Preliminary analysis of Google Scholar indexing has established that almost 5,500 academic publications include substantial use of European Social Survey (ESS) data (2003-20).

Bibliographic monitoring of English-language publications only – undertaken annually by researchers at the University of Ljubljana – found that 516 of these articles were published in 2020 alone.

Substantive use of ESS data was found in 4,747 (87.4%) academic research articles, with the remaining 682 (12.6%) focusing on survey methodology.

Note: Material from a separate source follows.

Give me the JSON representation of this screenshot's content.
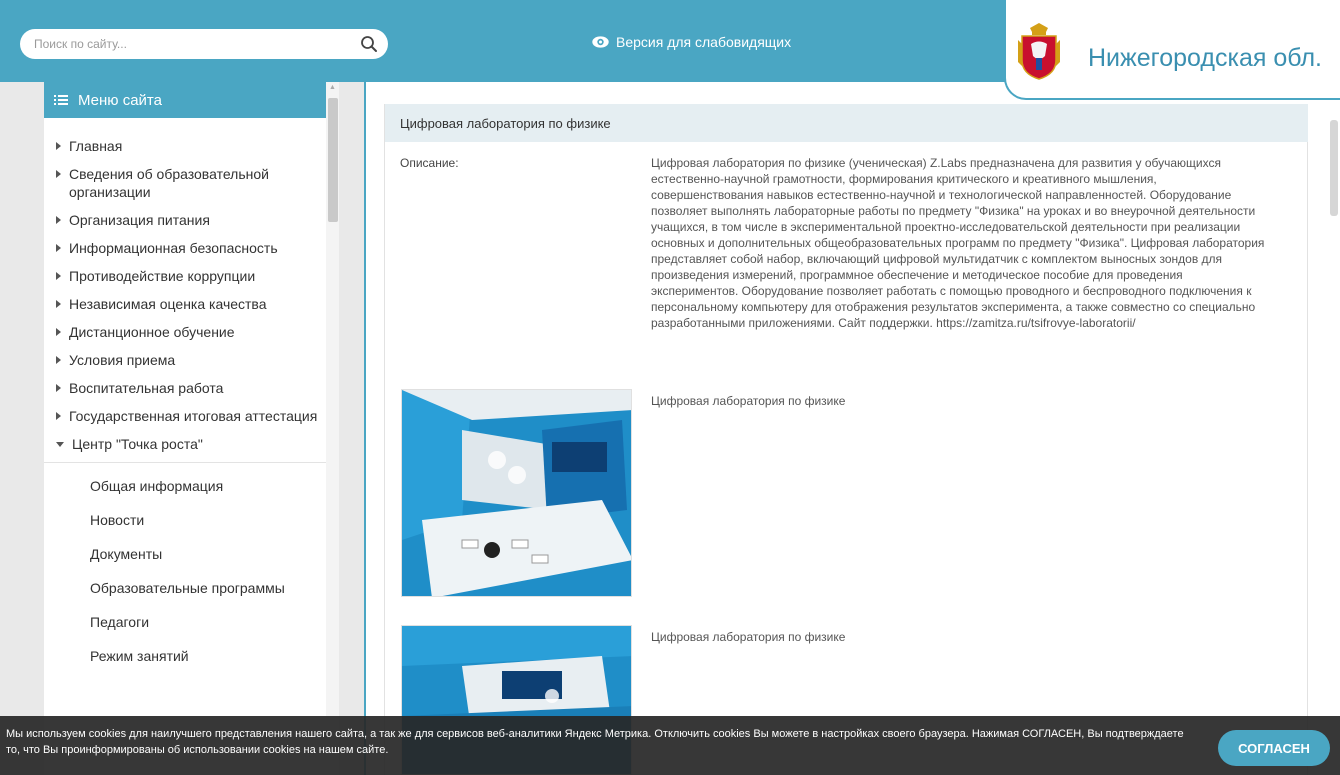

The research was published in peer-reviewed journal articles (52.9%), conference papers (13.9%), book chapters (13.4%), working papers (11.5%), theses (4.3%), reports/projects (2.6%) and books/monographs (1.4%).

Up to two research topics are manually coded for each publication and include politics (22.4%), immigration (13.7%), survey methods (13.4%), welfare (10.6%), the labor market (9.5%), economy (9.2%), wellbeing (7.9%), social inequalities (7.6%) and trust (7.5%).

Other research topics include, values, health, family, age groups, gender, crime, religion, education, citizenship, media, national identity, environment, Europe and post-socialism.

Of the 2,875 journal articles, 34.2% were published in sociology journals, 23.3% in those covering political science, 13.8% in economic titles, 6.7% in health and medicine and 5.8% in survey methods journals.

Other journal domains include psychology, criminology, media, demography, environment.

The preliminary report also includes a breakdown of the national affiliation of authors – led by the United Kingdom, Germany, the United States and the Netherlands.

Published alongside the report is an appendix: ESS International Bibliography 2003-20 – a document that includes citations of all 5,429 publications, including DOI references.

The analysis was led by Brina Malnar of the Public Opinion Research Centre at the Faculty of Social Sciences at the University of Ljubljana.

A full report – ESS annual bibliographic report 2021 – will be completed by December 2021 and published on the Impact section of the ESS website.